Protecting public safety, First Amendment rights to peaceful public demonstrations, City’s top priorities
Mar. 30, 2016 (MINNEAPOLIS) On Wednesday, Hennepin County Attorney Mike Freeman announced that after completing his investigation, his office would not be filing criminal charges against either of the two Minneapolis police officers involved in last November’s shooting death of Jamar Clark. The officer-involved shooting of Jamar Clark remains a tragedy felt by people across the city, state, and nationally.

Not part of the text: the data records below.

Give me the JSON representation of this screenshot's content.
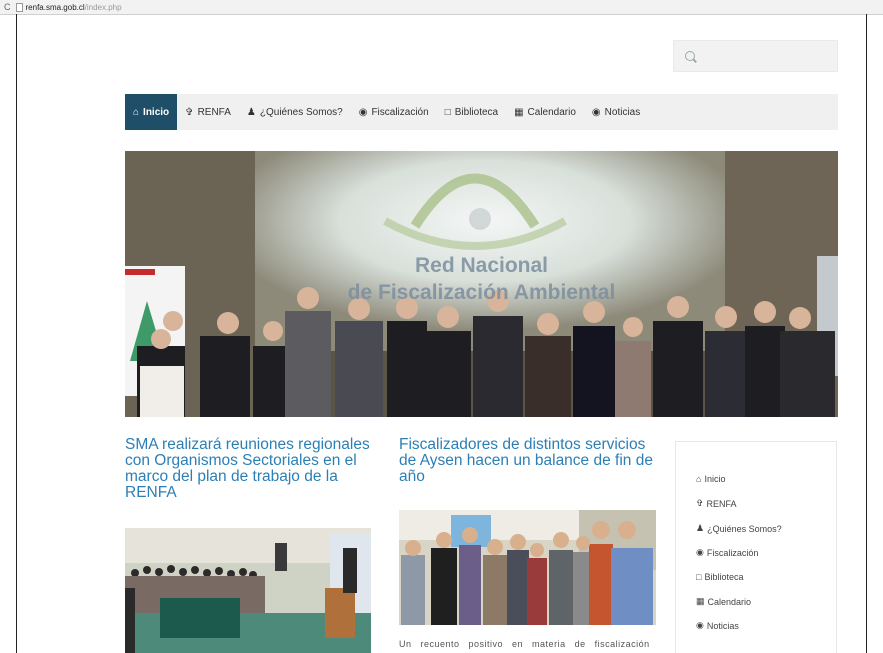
{
  "browser": {
    "url_host": "renfa.sma.gob.cl",
    "url_path": "/index.php"
  },
  "search": {
    "placeholder": ""
  },
  "nav": {
    "items": [
      {
        "label": "Inicio",
        "icon": "home-icon",
        "active": true
      },
      {
        "label": "RENFA",
        "icon": "tree-icon",
        "active": false
      },
      {
        "label": "¿Quiénes Somos?",
        "icon": "user-icon",
        "active": false
      },
      {
        "label": "Fiscalización",
        "icon": "eye-icon",
        "active": false
      },
      {
        "label": "Biblioteca",
        "icon": "file-icon",
        "active": false
      },
      {
        "label": "Calendario",
        "icon": "calendar-icon",
        "active": false
      },
      {
        "label": "Noticias",
        "icon": "globe-icon",
        "active": false
      }
    ]
  },
  "hero": {
    "line1": "Red Nacional",
    "line2": "de Fiscalización Ambiental"
  },
  "articles": [
    {
      "title": "SMA realizará reuniones regionales con Organismos Sectoriales en el marco del plan de trabajo de la RENFA"
    },
    {
      "title": "Fiscalizadores de distintos servicios de Aysen hacen un balance de fin de año",
      "excerpt": "Un recuento positivo en materia de fiscalización"
    }
  ],
  "sidebar": {
    "items": [
      {
        "label": "Inicio",
        "icon": "home-icon"
      },
      {
        "label": "RENFA",
        "icon": "tree-icon"
      },
      {
        "label": "¿Quiénes Somos?",
        "icon": "user-icon"
      },
      {
        "label": "Fiscalización",
        "icon": "eye-icon"
      },
      {
        "label": "Biblioteca",
        "icon": "file-icon"
      },
      {
        "label": "Calendario",
        "icon": "calendar-icon"
      },
      {
        "label": "Noticias",
        "icon": "globe-icon"
      }
    ]
  },
  "colors": {
    "nav_active": "#1f4e68",
    "link_blue": "#2c7fb5"
  }
}
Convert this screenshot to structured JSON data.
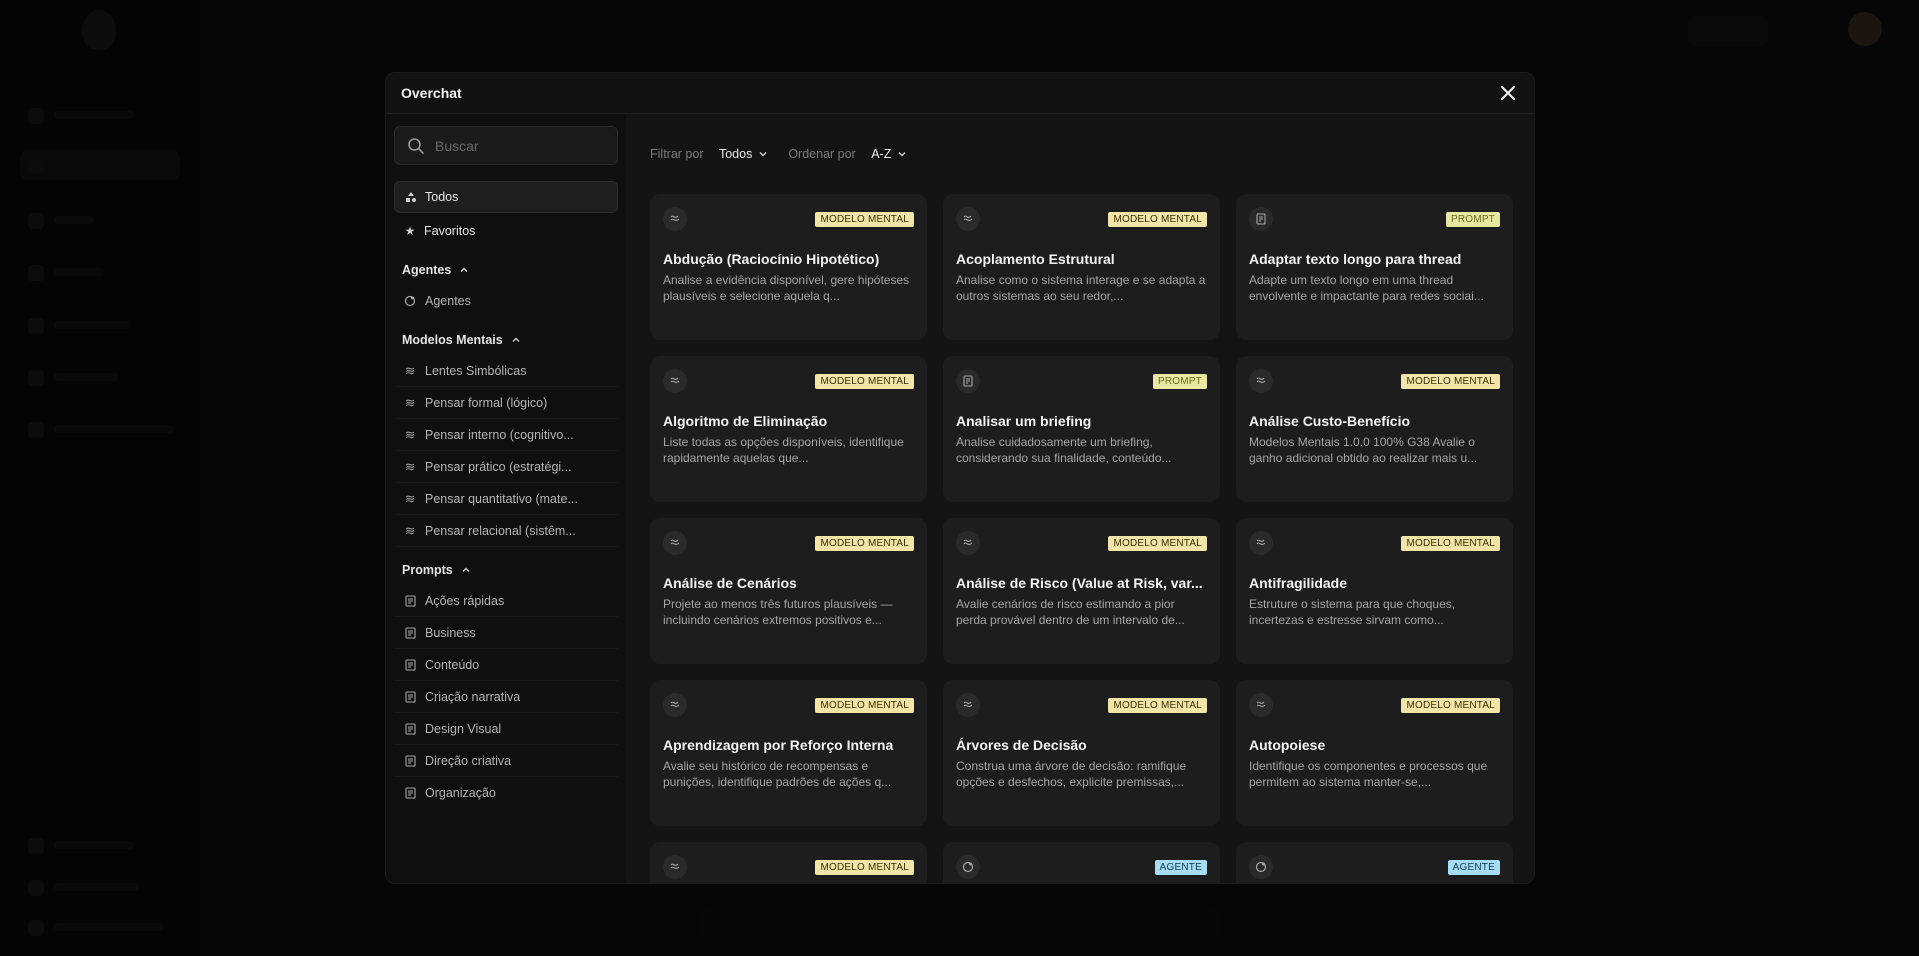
{
  "modal": {
    "title": "Overchat"
  },
  "search": {
    "placeholder": "Buscar"
  },
  "nav": {
    "todos": "Todos",
    "favoritos": "Favoritos"
  },
  "sections": {
    "agentes": {
      "label": "Agentes",
      "items": [
        "Agentes"
      ]
    },
    "modelos": {
      "label": "Modelos Mentais",
      "items": [
        "Lentes Simbólicas",
        "Pensar formal (lógico)",
        "Pensar interno (cognitivo...",
        "Pensar prático (estratégi...",
        "Pensar quantitativo (mate...",
        "Pensar relacional (sistêm..."
      ]
    },
    "prompts": {
      "label": "Prompts",
      "items": [
        "Ações rápidas",
        "Business",
        "Conteúdo",
        "Criação narrativa",
        "Design Visual",
        "Direção criativa",
        "Organização"
      ]
    }
  },
  "filters": {
    "filter_label": "Filtrar por",
    "filter_value": "Todos",
    "sort_label": "Ordenar por",
    "sort_value": "A-Z"
  },
  "cards": [
    {
      "icon": "mental-model-icon",
      "badge": "MODELO MENTAL",
      "title": "Abdução (Raciocínio Hipotético)",
      "desc": "Analise a evidência disponível, gere hipóteses plausíveis e selecione aquela q..."
    },
    {
      "icon": "mental-model-icon",
      "badge": "MODELO MENTAL",
      "title": "Acoplamento Estrutural",
      "desc": "Analise como o sistema interage e se adapta a outros sistemas ao seu redor,..."
    },
    {
      "icon": "prompt-icon",
      "badge": "PROMPT",
      "title": "Adaptar texto longo para thread",
      "desc": "Adapte um texto longo em uma thread envolvente e impactante para redes sociai..."
    },
    {
      "icon": "mental-model-icon",
      "badge": "MODELO MENTAL",
      "title": "Algoritmo de Eliminação",
      "desc": "Liste todas as opções disponíveis, identifique rapidamente aquelas que..."
    },
    {
      "icon": "prompt-icon",
      "badge": "PROMPT",
      "title": "Analisar um briefing",
      "desc": "Analise cuidadosamente um briefing, considerando sua finalidade, conteúdo..."
    },
    {
      "icon": "mental-model-icon",
      "badge": "MODELO MENTAL",
      "title": "Análise Custo-Benefício",
      "desc": "Modelos Mentais 1.0.0 100% G38 Avalie o ganho adicional obtido ao realizar mais u..."
    },
    {
      "icon": "mental-model-icon",
      "badge": "MODELO MENTAL",
      "title": "Análise de Cenários",
      "desc": "Projete ao menos três futuros plausíveis — incluindo cenários extremos positivos e..."
    },
    {
      "icon": "mental-model-icon",
      "badge": "MODELO MENTAL",
      "title": "Análise de Risco (Value at Risk, var...",
      "desc": "Avalie cenários de risco estimando a pior perda provável dentro de um intervalo de..."
    },
    {
      "icon": "mental-model-icon",
      "badge": "MODELO MENTAL",
      "title": "Antifragilidade",
      "desc": "Estruture o sistema para que choques, incertezas e estresse sirvam como..."
    },
    {
      "icon": "mental-model-icon",
      "badge": "MODELO MENTAL",
      "title": "Aprendizagem por Reforço Interna",
      "desc": "Avalie seu histórico de recompensas e punições, identifique padrões de ações q..."
    },
    {
      "icon": "mental-model-icon",
      "badge": "MODELO MENTAL",
      "title": "Árvores de Decisão",
      "desc": "Construa uma árvore de decisão: ramifique opções e desfechos, explicite premissas,..."
    },
    {
      "icon": "mental-model-icon",
      "badge": "MODELO MENTAL",
      "title": "Autopoiese",
      "desc": "Identifique os componentes e processos que permitem ao sistema manter-se,..."
    },
    {
      "icon": "mental-model-icon",
      "badge": "MODELO MENTAL",
      "title": "",
      "desc": ""
    },
    {
      "icon": "agent-icon",
      "badge": "AGENTE",
      "title": "",
      "desc": ""
    },
    {
      "icon": "agent-icon",
      "badge": "AGENTE",
      "title": "",
      "desc": ""
    }
  ]
}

“Today is a hard day for everyone in Minneapolis. Many people are feeling hurt, anger, disappointment, frustration,” said Mayor Betsy Hodges. “My heart breaks for the loss of Jamar Clark’s life, and for the pain felt by everyone involved in this incident. There is a tear that has ripped through our community, one we cannot sew back up. And together as a city and a people, we can walk through this tear to build what we all want — a city that is safe and equitable for everyone.
“I absolutely support the right to express these emotions and demonstrate peacefully,” Hodges continued. “It is as much the job of the City of Minneapolis to facilitate the peaceful expression of free speech as it is to keep everyone safe: residents, businesses, visitors, police officers, bystanders, and demonstrators.
“I thank County Attorney Mike Freeman for his transparency, his professionalism, and his willingness to be publicly accountable for his decision. I also appreciate his thorough explanation of the process that he and his office followed to reach the decision, as well as his choice to release all of the evidence obtained during the course of the investigation.”
“This is a tragedy for everyone, including the Clark family and our officers,” said Minneapolis Police Chief Janeé Harteau.
She also emphasized that protecting the public safety of everyone, including the safety of those expressing their First Amendment rights is, and will remain, the City’s top priority.
“We value our residents exercising their constitutional rights while also being safe and being treated with dignity and respect. Our highest priority will be keeping everyone – demonstrators, the public and police officers – safe as the city reacts to this decision,” said Chief Harteau.
Harteau also stressed the importance of demonstrators refraining from blocking emergency vehicles and first responders that serve to protect the health and safety of everyone in the community.
In addition to the independent investigation by the Bureau of Criminal Apprehension, the mayor and the chief requested a separate federal investigation. Once that investigation has been completed, the Justice Department’s Civil Rights division and U.S. Attorney’s Office will determine whether the federal government will bring any charges. When that federal process concludes, the Minneapolis Police Department will continue its internal affairs process. The Minneapolis Police Department will not make any decisions on discipline until the conclusion of the federal investigation and the department has thoroughly reviewed all available evidence from the independent investigations.